Mit frühen Tracks wie ›Walking The Dog‹ (ausgesucht von Ian Anderson, Jethro Tull), Klassikern wie ›Jumpin’ Jack Flash‹ (William DuVall von Alice In Chains) oder späteren Hits wie ›Start Me Up‹ (Steve Hogarth von Marillion) beweist die breit gefächerte Auswahl unserer Stars eine unbestreitbare Tatsache: Die Rolling Stones sind wahrhaftig die größte Rock’n’Roll-Band des Planeten.
›I’m A King Bee‹ (1964)
Als Teenager war ich ein riesiger Beatles-Fan und kaufte mir alles, was sie herausbrachten, mit dem Geld, das ich mir mit Zeitungsaustragen verdiente. Dann ging der ganze Trubel um die gebildeten Bad Boys aus dem Süden los mit THE ROLLING STONES, ihrem ersten Album. Ich war pleite, aber lieh mir das Geld von meiner Mutter. Es hat Wochen gedauert, ihr das zurückzuzahlen, aber Mann, war es das wert! Jeder Song war der Wahnsinn und ich wurde zu einem großen Fan. Ich liebte, wie Mick ihre Coverversion von Slim Harpos ›I’m A King Bee› sang und den Text so anspielungsreich verkaufte. Dieses erste Album liebe ich bis heute. Irgendwo habe ich noch das Original-Vinyl.

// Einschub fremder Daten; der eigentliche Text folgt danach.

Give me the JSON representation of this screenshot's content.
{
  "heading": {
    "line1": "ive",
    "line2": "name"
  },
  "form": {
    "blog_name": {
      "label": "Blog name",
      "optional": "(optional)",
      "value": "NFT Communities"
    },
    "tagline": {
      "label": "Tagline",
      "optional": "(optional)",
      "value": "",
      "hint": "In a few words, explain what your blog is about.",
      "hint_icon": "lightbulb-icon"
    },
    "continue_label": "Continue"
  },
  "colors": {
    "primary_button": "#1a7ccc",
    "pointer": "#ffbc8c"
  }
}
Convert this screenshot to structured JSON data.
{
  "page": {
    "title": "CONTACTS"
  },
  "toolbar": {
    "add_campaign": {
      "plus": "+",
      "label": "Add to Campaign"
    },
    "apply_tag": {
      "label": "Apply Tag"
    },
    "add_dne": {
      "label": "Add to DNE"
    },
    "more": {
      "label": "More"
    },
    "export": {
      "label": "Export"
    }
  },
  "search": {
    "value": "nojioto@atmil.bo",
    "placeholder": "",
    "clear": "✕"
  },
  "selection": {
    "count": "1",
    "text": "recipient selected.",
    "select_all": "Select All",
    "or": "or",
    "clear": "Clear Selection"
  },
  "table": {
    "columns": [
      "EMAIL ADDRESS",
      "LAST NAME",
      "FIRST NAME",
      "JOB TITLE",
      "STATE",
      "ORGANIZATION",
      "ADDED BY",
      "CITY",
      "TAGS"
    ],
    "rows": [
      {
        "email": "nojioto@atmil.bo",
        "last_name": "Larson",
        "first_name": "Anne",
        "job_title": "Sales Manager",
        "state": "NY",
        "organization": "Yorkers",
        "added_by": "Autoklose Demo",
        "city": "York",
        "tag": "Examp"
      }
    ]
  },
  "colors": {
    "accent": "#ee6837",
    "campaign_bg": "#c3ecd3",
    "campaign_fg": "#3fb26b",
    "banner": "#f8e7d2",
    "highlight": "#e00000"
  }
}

George Glover, Climax Blues Band
›Walking The Dog‹ (1964)
Im Vergleich zu dem kitschigen Pop, der damals in den britischen Charts war, war dies ein richtig frischer Wind. Ich weiß noch, wie ich das 1964 lernte und spielte, als ich gerade mal 17 war. Wir spielten das dann bei einer Feier im örtlichen Jugendzentrum, und eine Gang von fiesen jungen Bikern sagte ganz aggressiv: „Spielt es noch mal“. Trotz meiner höflichen Erklärung, dass wir den Song nun schon dreimal dargeboten hatten, hatten wir keine Wahl, denn wir konnten es uns nicht leisten, zertrümmerte Gitarren und Verstärker zu ersetzen. Irgendwann konnte ich nicht mehr zählen, wie oft wir die Nummer „noch mal“ gebracht hatten, und seither kann ich sie nicht mehr hören!
Ian Anderson, Jethro Tull
›It’s All Over Now‹ (1964)
Anfang bis Mitte der 60er war ich in einer Band namens Missing Link, die viele Stones-Cover spielte, ich habe also eine lange Geschichte mit ihnen. Damals war ich Bassist, und der Song von ihnen, den ich live am liebsten spielte, war ›It’s All Over Now‹. Davor war ich ein Fan der Beatles und Shadows gewesen, das war also ein Wendepunkt für mich. Die Stones brachten mich sogar dazu, dieses Bad-Boy-Image zu feiern. Zunächst wehrte ich mich gegen diesen Wandel aber letztlich musste ich klein beigeben. Die Aufnahme dieses Songs ist so gut, ebenso wie diese ganze rhythmische Sache. Und man hört die beiden Gitarren – sie klingen tatsächlich unterschiedlich im Mix. Es war einer der ersten Pop-Rock-Songs. Die Stones inspirieren mich bis heute. Wo wären wir ohne sie? Ich gebe ihnen die Schuld dafür, dass alle immer noch auf Tour sind. Vor den Stones musste man sich dem Jazz oder Folk zuwenden, um 64-Jährige zu finden, die noch auf Tour gehen. Im Pop oder Rock, wenn man erstmal 20 oder vielleicht höchstens 30 war, hatte man ausgedient. Die Stones haben diese Regeln umgeschrieben, und das tun sie auch weiterhin.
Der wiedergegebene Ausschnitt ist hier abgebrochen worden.